Böyle giderse, bu süre sonra tüm insanlar ve toplumlar birbirinin kopyası mekanik aygıtlar haline gelecekler.
İçinde bulunduğumuz postmodern dönem, beş yüz yıllık Batı kültürünün tek tipleştiren bu üretimini yeni bir aşamaya taşıyarak sürdürüyor. Belirlenmiş ve değişmeyen hedefini yenilenmiş araçlarla gerçekleştirmekten bir an geri durmuyor.

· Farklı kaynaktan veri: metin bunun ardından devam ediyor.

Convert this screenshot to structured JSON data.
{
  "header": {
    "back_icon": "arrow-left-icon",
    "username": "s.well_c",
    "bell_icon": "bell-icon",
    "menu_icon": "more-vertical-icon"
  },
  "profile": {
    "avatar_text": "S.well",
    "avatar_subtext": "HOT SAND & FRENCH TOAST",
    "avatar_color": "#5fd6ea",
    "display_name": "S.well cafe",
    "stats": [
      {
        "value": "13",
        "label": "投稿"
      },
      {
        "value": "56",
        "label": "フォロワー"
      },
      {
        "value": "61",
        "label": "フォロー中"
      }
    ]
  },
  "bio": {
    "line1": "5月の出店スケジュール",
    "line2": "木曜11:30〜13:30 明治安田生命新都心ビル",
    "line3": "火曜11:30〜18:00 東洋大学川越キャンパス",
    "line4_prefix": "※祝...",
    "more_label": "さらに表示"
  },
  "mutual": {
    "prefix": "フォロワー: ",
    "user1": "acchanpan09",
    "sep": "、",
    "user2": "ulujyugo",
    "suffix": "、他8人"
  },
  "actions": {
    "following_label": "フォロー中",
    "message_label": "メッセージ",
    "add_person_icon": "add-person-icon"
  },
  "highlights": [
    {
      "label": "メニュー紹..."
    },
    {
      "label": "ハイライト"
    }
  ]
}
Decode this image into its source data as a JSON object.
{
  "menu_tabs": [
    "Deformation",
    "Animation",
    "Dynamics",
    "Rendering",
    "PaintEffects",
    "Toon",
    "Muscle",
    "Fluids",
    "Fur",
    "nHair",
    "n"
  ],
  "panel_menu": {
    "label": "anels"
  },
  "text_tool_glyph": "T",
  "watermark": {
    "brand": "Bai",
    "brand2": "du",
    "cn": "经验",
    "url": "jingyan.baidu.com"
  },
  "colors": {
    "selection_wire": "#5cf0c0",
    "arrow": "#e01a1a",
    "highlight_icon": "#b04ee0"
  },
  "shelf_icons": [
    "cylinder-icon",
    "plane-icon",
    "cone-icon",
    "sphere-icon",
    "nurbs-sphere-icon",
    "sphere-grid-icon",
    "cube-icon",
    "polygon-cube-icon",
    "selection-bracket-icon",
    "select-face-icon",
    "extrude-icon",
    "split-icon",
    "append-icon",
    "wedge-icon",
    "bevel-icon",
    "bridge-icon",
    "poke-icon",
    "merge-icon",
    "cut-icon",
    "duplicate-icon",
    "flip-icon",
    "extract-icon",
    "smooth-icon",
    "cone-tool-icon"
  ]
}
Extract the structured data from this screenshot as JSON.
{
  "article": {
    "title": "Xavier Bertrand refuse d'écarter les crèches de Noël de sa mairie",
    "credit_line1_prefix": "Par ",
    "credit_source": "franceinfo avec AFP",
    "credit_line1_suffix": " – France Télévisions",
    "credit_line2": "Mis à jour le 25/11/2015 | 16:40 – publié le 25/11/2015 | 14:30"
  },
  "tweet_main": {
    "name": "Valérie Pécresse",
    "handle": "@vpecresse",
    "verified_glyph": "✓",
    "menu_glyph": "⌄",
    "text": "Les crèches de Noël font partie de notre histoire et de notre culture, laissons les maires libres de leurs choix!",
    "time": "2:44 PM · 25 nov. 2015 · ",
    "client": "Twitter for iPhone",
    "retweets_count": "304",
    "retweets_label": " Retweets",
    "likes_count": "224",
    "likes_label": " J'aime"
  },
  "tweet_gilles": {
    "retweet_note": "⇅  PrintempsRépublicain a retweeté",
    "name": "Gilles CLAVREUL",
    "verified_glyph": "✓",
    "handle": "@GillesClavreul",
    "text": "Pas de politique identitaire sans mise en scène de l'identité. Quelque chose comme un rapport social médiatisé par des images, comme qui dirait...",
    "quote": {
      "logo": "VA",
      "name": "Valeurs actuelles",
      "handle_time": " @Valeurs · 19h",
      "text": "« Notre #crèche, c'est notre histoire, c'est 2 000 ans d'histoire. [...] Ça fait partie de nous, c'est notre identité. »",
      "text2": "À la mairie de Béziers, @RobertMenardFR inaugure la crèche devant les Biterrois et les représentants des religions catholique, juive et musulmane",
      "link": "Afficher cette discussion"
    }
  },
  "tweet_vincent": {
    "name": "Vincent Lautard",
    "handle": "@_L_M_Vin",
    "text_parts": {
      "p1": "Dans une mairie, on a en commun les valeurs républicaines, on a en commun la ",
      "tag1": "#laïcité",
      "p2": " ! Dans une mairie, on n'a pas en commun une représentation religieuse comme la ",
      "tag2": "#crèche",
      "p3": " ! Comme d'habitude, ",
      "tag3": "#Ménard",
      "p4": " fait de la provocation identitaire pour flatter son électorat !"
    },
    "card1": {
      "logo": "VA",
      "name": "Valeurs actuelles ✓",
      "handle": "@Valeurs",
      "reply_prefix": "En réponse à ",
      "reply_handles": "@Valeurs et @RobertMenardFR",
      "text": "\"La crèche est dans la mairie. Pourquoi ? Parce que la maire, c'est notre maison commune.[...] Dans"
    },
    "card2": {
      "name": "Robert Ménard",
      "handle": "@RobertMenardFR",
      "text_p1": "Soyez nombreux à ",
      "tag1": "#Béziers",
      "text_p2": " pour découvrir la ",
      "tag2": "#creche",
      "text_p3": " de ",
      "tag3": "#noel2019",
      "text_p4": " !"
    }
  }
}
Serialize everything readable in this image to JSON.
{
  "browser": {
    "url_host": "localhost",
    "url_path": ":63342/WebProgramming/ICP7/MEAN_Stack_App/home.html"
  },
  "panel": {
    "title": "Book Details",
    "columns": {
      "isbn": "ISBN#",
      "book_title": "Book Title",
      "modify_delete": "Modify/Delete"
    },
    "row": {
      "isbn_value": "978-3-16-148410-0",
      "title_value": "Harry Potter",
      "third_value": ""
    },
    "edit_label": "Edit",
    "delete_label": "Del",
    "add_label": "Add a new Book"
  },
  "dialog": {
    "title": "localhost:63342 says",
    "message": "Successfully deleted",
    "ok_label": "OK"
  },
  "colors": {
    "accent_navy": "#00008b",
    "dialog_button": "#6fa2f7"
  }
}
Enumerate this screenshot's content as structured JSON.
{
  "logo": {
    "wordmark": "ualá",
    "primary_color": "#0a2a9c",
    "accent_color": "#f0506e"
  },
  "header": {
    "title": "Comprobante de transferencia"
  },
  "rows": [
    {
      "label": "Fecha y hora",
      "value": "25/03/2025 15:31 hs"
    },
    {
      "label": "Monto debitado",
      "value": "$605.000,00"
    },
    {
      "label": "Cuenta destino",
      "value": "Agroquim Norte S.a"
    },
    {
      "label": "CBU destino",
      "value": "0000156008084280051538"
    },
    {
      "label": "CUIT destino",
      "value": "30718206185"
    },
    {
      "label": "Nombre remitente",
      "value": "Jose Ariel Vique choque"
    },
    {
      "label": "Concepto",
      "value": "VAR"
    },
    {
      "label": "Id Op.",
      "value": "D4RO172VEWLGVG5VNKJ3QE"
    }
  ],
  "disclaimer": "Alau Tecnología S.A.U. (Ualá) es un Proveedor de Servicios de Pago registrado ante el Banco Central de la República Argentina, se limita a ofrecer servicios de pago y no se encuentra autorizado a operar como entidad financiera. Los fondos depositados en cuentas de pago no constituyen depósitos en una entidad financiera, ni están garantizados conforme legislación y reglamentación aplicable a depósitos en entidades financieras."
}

Uluslaşma, Dünyanın her yerinde benzer eğilimlerin, kavramların, kurumların egemen olması yolunda kendi adına önemli mesafeler aldı.
Küreselleşme, Uluslaşma sürecinin kaldığı yerden devam ederek yeryüzünde tek merkezden yönetilen tek toplum inşa etmeyi sürdürüyor.
Bunun için dayanıklılığı daha az, geçirgenliği ve esnekliği daha fazla olan mikro milliyetçiliklerin egemen olduğu sınırlar örülüyor.
Bütün bunlar, uzun bir zamandan beri üretilen ve geleceği de şekillendirmesi beklenen kutsallar üzerinden kotarılıyor: Aydınlanma, bilim, ilerleme, kalkınma, gelişmişlik, teknoloji, refah, uluslaşma, özgürlükler, demokrasi vb.
Benzer bir kutsallıkla nitelenen eğitim ise;
Meşrulaştırıcı bir mekanizma olarak tümüne referans olma rolünü yerine getiriyor. Kutsal ve sorgulanmaz bir dokunulmazlıkla bütün bu kavramların alanlarını genişleterek ve kullanışlı hale getirerek temel bir işlev görüyor.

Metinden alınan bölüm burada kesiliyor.